A major coup was the acquisition of the Catafalque of Archduke Albert. The picture was on the list of the museum’s war losses until it was re-discovered in a Hungarian private collection over 60 years later, when the museum had the opportunity to repurchase it. The signature, which cannot be read with certainty, has led to a tentative attribution to the engraver Karel van Mallery. In the nineteenth century it was known to be in the same collection as its pendant, The Catafalque of Infanta Isabella.

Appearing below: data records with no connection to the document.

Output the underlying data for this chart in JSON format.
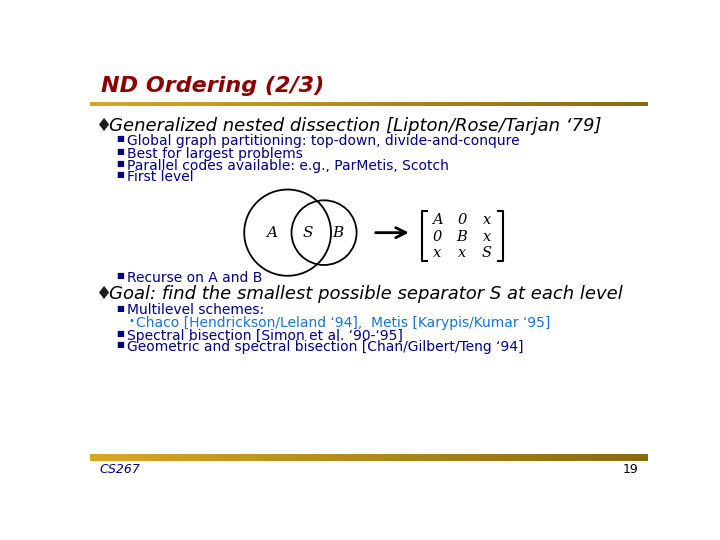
{
  "title": "ND Ordering (2/3)",
  "title_color": "#8B0000",
  "background_color": "#FFFFFF",
  "slide_number": "19",
  "footer_text": "CS267",
  "sub1a": "Global graph partitioning: top-down, divide-and-conqure",
  "sub1b": "Best for largest problems",
  "sub1c": "Parallel codes available: e.g., ParMetis, Scotch",
  "sub1d": "First level",
  "sub1e": "Recurse on A and B",
  "sub2a": "Multilevel schemes:",
  "sub2b": "Chaco [Hendrickson/Leland ‘94],  Metis [Karypis/Kumar ‘95]",
  "sub2c": "Spectral bisection [Simon et al. ‘90-‘95]",
  "sub2d": "Geometric and spectral bisection [Chan/Gilbert/Teng ‘94]",
  "text_color_navy": "#000080",
  "text_color_cyan": "#1874CD",
  "text_color_black": "#000000",
  "gold_bar_light": "#D4A820",
  "gold_bar_dark": "#8B6914",
  "title_font_size": 16,
  "main_font_size": 13,
  "sub_font_size": 10
}
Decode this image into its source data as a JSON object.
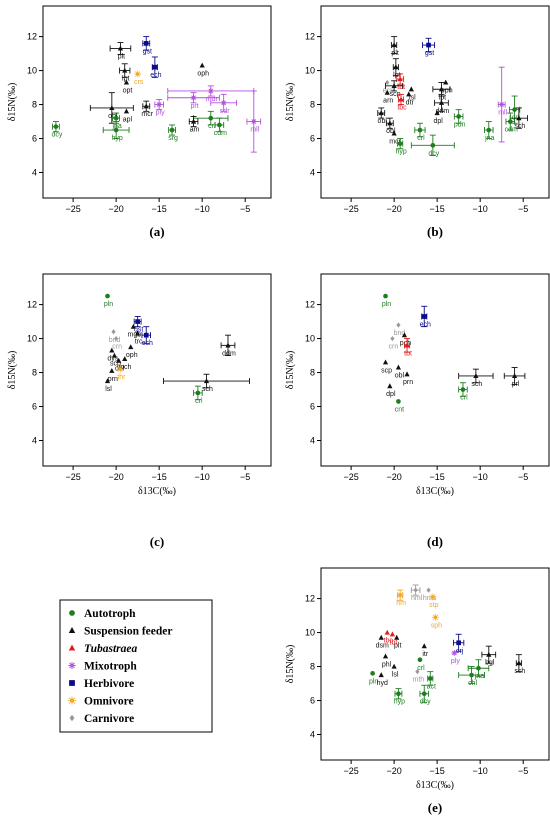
{
  "figure": {
    "x_axis_label": "δ13C(‰)",
    "y_axis_label": "δ15N(‰)",
    "x_ticks": [
      -25,
      -20,
      -15,
      -10,
      -5
    ],
    "y_ticks": [
      4,
      6,
      8,
      10,
      12
    ]
  },
  "colors": {
    "Autotroph": "#1e7d1e",
    "Suspension feeder": "#111111",
    "Tubastraea": "#e41a1c",
    "Mixotroph": "#b44fe0",
    "Herbivore": "#0a0a8a",
    "Omnivore": "#f5a623",
    "Carnivore": "#9a9a9a"
  },
  "legend": [
    {
      "group": "Autotroph",
      "label": "Autotroph",
      "icon": "filled-circle-icon",
      "italic": false
    },
    {
      "group": "Suspension feeder",
      "label": "Suspension feeder",
      "icon": "filled-triangle-icon",
      "italic": false
    },
    {
      "group": "Tubastraea",
      "label": "Tubastraea",
      "icon": "filled-triangle-icon",
      "italic": true
    },
    {
      "group": "Mixotroph",
      "label": "Mixotroph",
      "icon": "asterisk-icon",
      "italic": false
    },
    {
      "group": "Herbivore",
      "label": "Herbivore",
      "icon": "filled-square-icon",
      "italic": false
    },
    {
      "group": "Omnivore",
      "label": "Omnivore",
      "icon": "sun-icon",
      "italic": false
    },
    {
      "group": "Carnivore",
      "label": "Carnivore",
      "icon": "diamond-icon",
      "italic": false
    }
  ],
  "chart_data": [
    {
      "type": "scatter",
      "panel": "(a)",
      "xlim": [
        -28.5,
        -2
      ],
      "ylim": [
        2.5,
        13.8
      ],
      "points": [
        {
          "label": "plt",
          "g": "Suspension feeder",
          "x": -19.5,
          "y": 11.3,
          "xe": 1.2,
          "ye": 0.35
        },
        {
          "label": "gst",
          "g": "Herbivore",
          "x": -16.5,
          "y": 11.6,
          "xe": 0.4,
          "ye": 0.4
        },
        {
          "label": "lpt",
          "g": "Suspension feeder",
          "x": -19,
          "y": 10,
          "xe": 0.6,
          "ye": 0.4
        },
        {
          "label": "crs",
          "g": "Omnivore",
          "x": -17.5,
          "y": 9.8
        },
        {
          "label": "ech",
          "g": "Herbivore",
          "x": -15.5,
          "y": 10.2,
          "xe": 0.3,
          "ye": 0.6
        },
        {
          "label": "oph",
          "g": "Suspension feeder",
          "x": -10,
          "y": 10.3
        },
        {
          "label": "opt",
          "g": "Suspension feeder",
          "x": -18.8,
          "y": 9.3
        },
        {
          "label": "mdr",
          "g": "Mixotroph",
          "x": -9,
          "y": 8.8,
          "xe": 5,
          "ye": 0.3
        },
        {
          "label": "obl",
          "g": "Suspension feeder",
          "x": -20.5,
          "y": 7.8,
          "xe": 2.5,
          "ye": 0.9
        },
        {
          "label": "mcr",
          "g": "Suspension feeder",
          "x": -16.5,
          "y": 7.9,
          "xe": 0.4,
          "ye": 0.3
        },
        {
          "label": "sdr",
          "g": "Mixotroph",
          "x": -7.5,
          "y": 8.1,
          "xe": 1.5,
          "ye": 0.5
        },
        {
          "label": "prt",
          "g": "Mixotroph",
          "x": -11,
          "y": 8.4,
          "xe": 3,
          "ye": 0.3
        },
        {
          "label": "ply",
          "g": "Mixotroph",
          "x": -15,
          "y": 8,
          "xe": 0.5,
          "ye": 0.3
        },
        {
          "label": "apl",
          "g": "Suspension feeder",
          "x": -18.8,
          "y": 7.6
        },
        {
          "label": "crl",
          "g": "Autotroph",
          "x": -9,
          "y": 7.2,
          "xe": 2,
          "ye": 0.4
        },
        {
          "label": "jna",
          "g": "Autotroph",
          "x": -20,
          "y": 7.2,
          "xe": 0.4,
          "ye": 0.3
        },
        {
          "label": "am",
          "g": "Suspension feeder",
          "x": -11,
          "y": 7,
          "xe": 0.5,
          "ye": 0.3
        },
        {
          "label": "dcy",
          "g": "Autotroph",
          "x": -27,
          "y": 6.7,
          "xe": 0.4,
          "ye": 0.3
        },
        {
          "label": "hyp",
          "g": "Autotroph",
          "x": -20,
          "y": 6.5,
          "xe": 1.5,
          "ye": 0.5
        },
        {
          "label": "srg",
          "g": "Autotroph",
          "x": -13.5,
          "y": 6.5,
          "xe": 0.4,
          "ye": 0.3
        },
        {
          "label": "cdm",
          "g": "Autotroph",
          "x": -8,
          "y": 6.8,
          "xe": 0.5,
          "ye": 0.4
        },
        {
          "label": "mll",
          "g": "Mixotroph",
          "x": -4,
          "y": 7,
          "xe": 0.8,
          "ye": 1.8
        }
      ]
    },
    {
      "type": "scatter",
      "panel": "(b)",
      "xlim": [
        -28.5,
        -2
      ],
      "ylim": [
        2.5,
        13.8
      ],
      "points": [
        {
          "label": "plt",
          "g": "Suspension feeder",
          "x": -20,
          "y": 11.5,
          "xe": 0.3,
          "ye": 0.5
        },
        {
          "label": "gst",
          "g": "Herbivore",
          "x": -16,
          "y": 11.5,
          "xe": 0.7,
          "ye": 0.4
        },
        {
          "label": "lpt",
          "g": "Suspension feeder",
          "x": -19.8,
          "y": 10.2,
          "xe": 0.3,
          "ye": 0.5
        },
        {
          "label": "ecn",
          "g": "Carnivore",
          "x": -20.8,
          "y": 9.3
        },
        {
          "label": "tbt",
          "g": "Tubastraea",
          "x": -19.3,
          "y": 9.5,
          "xe": 0.4,
          "ye": 0.3
        },
        {
          "label": "oph",
          "g": "Suspension feeder",
          "x": -14,
          "y": 9.3
        },
        {
          "label": "scp",
          "g": "Suspension feeder",
          "x": -20,
          "y": 9.1,
          "xe": 1,
          "ye": 0.3
        },
        {
          "label": "lsl",
          "g": "Suspension feeder",
          "x": -18,
          "y": 8.9
        },
        {
          "label": "lpt",
          "g": "Suspension feeder",
          "x": -14.5,
          "y": 8.9,
          "xe": 1,
          "ye": 0.4
        },
        {
          "label": "arn",
          "g": "Suspension feeder",
          "x": -20.8,
          "y": 8.7
        },
        {
          "label": "dtr",
          "g": "Suspension feeder",
          "x": -18.3,
          "y": 8.6
        },
        {
          "label": "tbc",
          "g": "Tubastraea",
          "x": -19.2,
          "y": 8.3,
          "xe": 0.3,
          "ye": 0.3
        },
        {
          "label": "ddm",
          "g": "Suspension feeder",
          "x": -14.5,
          "y": 8.1,
          "xe": 0.8,
          "ye": 0.5
        },
        {
          "label": "mll",
          "g": "Mixotroph",
          "x": -7.5,
          "y": 8,
          "xe": 0.4,
          "ye": 2.2
        },
        {
          "label": "crl",
          "g": "Autotroph",
          "x": -6,
          "y": 7.7,
          "xe": 0.6,
          "ye": 0.8
        },
        {
          "label": "obl",
          "g": "Suspension feeder",
          "x": -21.5,
          "y": 7.5,
          "xe": 0.4,
          "ye": 0.3
        },
        {
          "label": "dpl",
          "g": "Suspension feeder",
          "x": -15,
          "y": 7.5
        },
        {
          "label": "pdn",
          "g": "Autotroph",
          "x": -12.5,
          "y": 7.3,
          "xe": 0.5,
          "ye": 0.4
        },
        {
          "label": "obl",
          "g": "Suspension feeder",
          "x": -20.5,
          "y": 6.9,
          "xe": 0.4,
          "ye": 0.3
        },
        {
          "label": "crl",
          "g": "Autotroph",
          "x": -17,
          "y": 6.5,
          "xe": 0.6,
          "ye": 0.4
        },
        {
          "label": "jna",
          "g": "Autotroph",
          "x": -9,
          "y": 6.5,
          "xe": 0.5,
          "ye": 0.5
        },
        {
          "label": "sch",
          "g": "Suspension feeder",
          "x": -5.5,
          "y": 7.2,
          "xe": 1,
          "ye": 0.6
        },
        {
          "label": "cdm",
          "g": "Autotroph",
          "x": -6.5,
          "y": 7,
          "xe": 0.5,
          "ye": 0.5
        },
        {
          "label": "mcr",
          "g": "Suspension feeder",
          "x": -20,
          "y": 6.3
        },
        {
          "label": "hyp",
          "g": "Autotroph",
          "x": -19.3,
          "y": 5.7,
          "xe": 0.3,
          "ye": 0.3
        },
        {
          "label": "dcy",
          "g": "Autotroph",
          "x": -15.5,
          "y": 5.6,
          "xe": 2.5,
          "ye": 0.6
        }
      ]
    },
    {
      "type": "scatter",
      "panel": "(c)",
      "xlim": [
        -28.5,
        -2
      ],
      "ylim": [
        2.5,
        13.8
      ],
      "points": [
        {
          "label": "pln",
          "g": "Autotroph",
          "x": -21,
          "y": 12.5
        },
        {
          "label": "gst",
          "g": "Herbivore",
          "x": -17.5,
          "y": 11,
          "xe": 0.4,
          "ye": 0.3
        },
        {
          "label": "mgb",
          "g": "Suspension feeder",
          "x": -18,
          "y": 10.7
        },
        {
          "label": "bnd",
          "g": "Carnivore",
          "x": -20.3,
          "y": 10.4
        },
        {
          "label": "crn",
          "g": "Carnivore",
          "x": -20,
          "y": 10
        },
        {
          "label": "trc",
          "g": "Suspension feeder",
          "x": -17.5,
          "y": 10.3
        },
        {
          "label": "ech",
          "g": "Herbivore",
          "x": -16.5,
          "y": 10.2,
          "xe": 0.5,
          "ye": 0.5
        },
        {
          "label": "ddm",
          "g": "Suspension feeder",
          "x": -7,
          "y": 9.6,
          "xe": 0.8,
          "ye": 0.6
        },
        {
          "label": "oph",
          "g": "Suspension feeder",
          "x": -18.3,
          "y": 9.5
        },
        {
          "label": "dys",
          "g": "Suspension feeder",
          "x": -20.5,
          "y": 9.3
        },
        {
          "label": "scp",
          "g": "Suspension feeder",
          "x": -20.2,
          "y": 9
        },
        {
          "label": "obl",
          "g": "Suspension feeder",
          "x": -19.7,
          "y": 8.7
        },
        {
          "label": "pch",
          "g": "Suspension feeder",
          "x": -19,
          "y": 8.8
        },
        {
          "label": "prn",
          "g": "Suspension feeder",
          "x": -20.5,
          "y": 8.1
        },
        {
          "label": "thr",
          "g": "Omnivore",
          "x": -19.5,
          "y": 8.2
        },
        {
          "label": "lsl",
          "g": "Suspension feeder",
          "x": -21,
          "y": 7.5
        },
        {
          "label": "sch",
          "g": "Suspension feeder",
          "x": -9.5,
          "y": 7.5,
          "xe": 5,
          "ye": 0.4
        },
        {
          "label": "crl",
          "g": "Autotroph",
          "x": -10.5,
          "y": 6.8,
          "xe": 0.5,
          "ye": 0.4
        }
      ]
    },
    {
      "type": "scatter",
      "panel": "(d)",
      "xlim": [
        -28.5,
        -2
      ],
      "ylim": [
        2.5,
        13.8
      ],
      "points": [
        {
          "label": "pln",
          "g": "Autotroph",
          "x": -21,
          "y": 12.5
        },
        {
          "label": "ech",
          "g": "Herbivore",
          "x": -16.5,
          "y": 11.3,
          "xe": 0.3,
          "ye": 0.6
        },
        {
          "label": "bnd",
          "g": "Carnivore",
          "x": -19.5,
          "y": 10.8
        },
        {
          "label": "crn",
          "g": "Carnivore",
          "x": -20.2,
          "y": 10
        },
        {
          "label": "pch",
          "g": "Suspension feeder",
          "x": -18.8,
          "y": 10.2
        },
        {
          "label": "tbt",
          "g": "Tubastraea",
          "x": -18.5,
          "y": 9.6,
          "xe": 0.3,
          "ye": 0.4
        },
        {
          "label": "scp",
          "g": "Suspension feeder",
          "x": -21,
          "y": 8.6
        },
        {
          "label": "obl",
          "g": "Suspension feeder",
          "x": -19.5,
          "y": 8.3
        },
        {
          "label": "sch",
          "g": "Suspension feeder",
          "x": -10.5,
          "y": 7.8,
          "xe": 2,
          "ye": 0.4
        },
        {
          "label": "prl",
          "g": "Suspension feeder",
          "x": -6,
          "y": 7.8,
          "xe": 1.2,
          "ye": 0.5
        },
        {
          "label": "prn",
          "g": "Suspension feeder",
          "x": -18.5,
          "y": 7.9
        },
        {
          "label": "dpl",
          "g": "Suspension feeder",
          "x": -20.5,
          "y": 7.2
        },
        {
          "label": "crl",
          "g": "Autotroph",
          "x": -12,
          "y": 7,
          "xe": 0.5,
          "ye": 0.4
        },
        {
          "label": "cnt",
          "g": "Autotroph",
          "x": -19.5,
          "y": 6.3
        }
      ]
    },
    {
      "type": "scatter",
      "panel": "(e)",
      "xlim": [
        -28.5,
        -2
      ],
      "ylim": [
        2.5,
        13.8
      ],
      "points": [
        {
          "label": "hml",
          "g": "Carnivore",
          "x": -17.5,
          "y": 12.5,
          "xe": 0.5,
          "ye": 0.3
        },
        {
          "label": "hms",
          "g": "Carnivore",
          "x": -16,
          "y": 12.5
        },
        {
          "label": "stp",
          "g": "Omnivore",
          "x": -15.5,
          "y": 12.1
        },
        {
          "label": "hm",
          "g": "Omnivore",
          "x": -19.3,
          "y": 12.2,
          "xe": 0.3,
          "ye": 0.3
        },
        {
          "label": "sph",
          "g": "Omnivore",
          "x": -15.2,
          "y": 10.9
        },
        {
          "label": "tbc",
          "g": "Tubastraea",
          "x": -20.8,
          "y": 10
        },
        {
          "label": "tbt",
          "g": "Tubastraea",
          "x": -20.2,
          "y": 9.9
        },
        {
          "label": "dsm",
          "g": "Suspension feeder",
          "x": -21.5,
          "y": 9.7
        },
        {
          "label": "plt",
          "g": "Suspension feeder",
          "x": -19.7,
          "y": 9.7
        },
        {
          "label": "crj",
          "g": "Herbivore",
          "x": -12.5,
          "y": 9.4,
          "xe": 0.6,
          "ye": 0.5
        },
        {
          "label": "itr",
          "g": "Suspension feeder",
          "x": -16.5,
          "y": 9.2
        },
        {
          "label": "ply",
          "g": "Mixotroph",
          "x": -13,
          "y": 8.8
        },
        {
          "label": "phl",
          "g": "Suspension feeder",
          "x": -21,
          "y": 8.6
        },
        {
          "label": "bgl",
          "g": "Suspension feeder",
          "x": -9,
          "y": 8.7,
          "xe": 0.8,
          "ye": 0.5
        },
        {
          "label": "crl",
          "g": "Autotroph",
          "x": -17,
          "y": 8.4
        },
        {
          "label": "lsl",
          "g": "Suspension feeder",
          "x": -20,
          "y": 8
        },
        {
          "label": "mth",
          "g": "Carnivore",
          "x": -17.3,
          "y": 7.7
        },
        {
          "label": "sch",
          "g": "Suspension feeder",
          "x": -5.5,
          "y": 8.2,
          "xe": 0.3,
          "ye": 0.5
        },
        {
          "label": "jna",
          "g": "Autotroph",
          "x": -10.2,
          "y": 7.9,
          "xe": 1.2,
          "ye": 0.5
        },
        {
          "label": "pln",
          "g": "Autotroph",
          "x": -22.5,
          "y": 7.6
        },
        {
          "label": "hyd",
          "g": "Suspension feeder",
          "x": -21.5,
          "y": 7.5
        },
        {
          "label": "chl",
          "g": "Autotroph",
          "x": -11,
          "y": 7.5,
          "xe": 1.5,
          "ye": 0.5
        },
        {
          "label": "act",
          "g": "Autotroph",
          "x": -15.8,
          "y": 7.3,
          "xe": 0.3,
          "ye": 0.4
        },
        {
          "label": "hyp",
          "g": "Autotroph",
          "x": -19.5,
          "y": 6.4,
          "xe": 0.4,
          "ye": 0.3
        },
        {
          "label": "dcy",
          "g": "Autotroph",
          "x": -16.5,
          "y": 6.4,
          "xe": 0.5,
          "ye": 0.5
        }
      ]
    }
  ]
}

Important examples of seventeenth-century Dutch painting have also recently entered the collection, including a previously unknown work by Willem de Poorter called Allegory of Colonial Power. (fig. 5). Dated to 1638, the painting’s unusual iconography is certainly linked to contemporary historical events. In the summer of 1637 the Dutch occupied the West African fortress Elmina (São Jorge da Mina), which had formerly been under Portuguese rule, and thus a new European power took control in the Gold Coast. The sovereign in De Poorter’s painting is the personification of the United Provinces, to whom the indigenous inhabitants of the newly colonized regions bring valuable gifts as a token of their homage. The painting is on long-term loan from a Hungarian private collection.
Pieter Quast’s tronie of A Man Writing also comes from an important Hungarian private collection that dates to the end of the nineteenth century. Purchased by the museum in 2007, the painting depicts neither high society, peasants nor the life of soldiers, yet the painter’s humour and fondness of caricature is undeniably apparent.
A milestone for the museum was the 2004 purchase of Barent Fabritius’s Sacrifice of Manoah. For almost a century after it last surfaced in 1911 in Budapest, after the Berlin auction of the Hungarian Gerhardt Collection, the whereabouts of the painting remained unknown. In contrast to most seventeenth-century depictions of the theme, the figure of the angel is missing from Fabritius’s work; it was already absent at the time of the 1911 auction. Technical examination of the picture now in Budapest has confirmed that the upper part of the panel with the angel was trimmed at the end of the nineteenth century. The whereabouts of the panel with the angel are still unknown.
More recently in 2008 the museum acquired Johnson van Ceulen’s Portrait of a Woman (1651), which was once in the collection of Maurice Kann. (fig. 6). Along with its pendant (whereabouts unknown), which was executed nine years later, the paintings are rare examples of the artist’s later works in which he depicted his models seated.
About the author: Júlia Tátrai
Júlia Tátrai graduated from Eötvös Loránd University in art history and Netherlandic studies. Since 1997 she has worked at the Szépművészeti Múzeum, where she is the curator of sixteenth- and seventeenth-century Dutch and Flemish paintings. She has published and lectured widely on Netherlandish art. Her studies deal with questions of attribution (Jacob de Backer invenit – The Allegory of Smell), iconography (The Return of Barent Fabritius’s Sacrifice of Manoah to Hungary), and the history of collecting (Eine “andere” Esterházy-Sammlung. Die Gemälde des ehemaligen Plettenberg-Esterházy Schlosses in Nordkirchen). In 2010 she was the first recipient of the Hungarian Isabel and Alfred Bader art historian research stipend. She is the co-curator of Rembrandt and the Dutch Golden Age, which is scheduled to open at the Szépművészeti Múzeum in 2014.
Júlia Tátrai is Curator at the Museum of Fine Arts in Budapest, Hungary. She has been a member of CODART since 2003.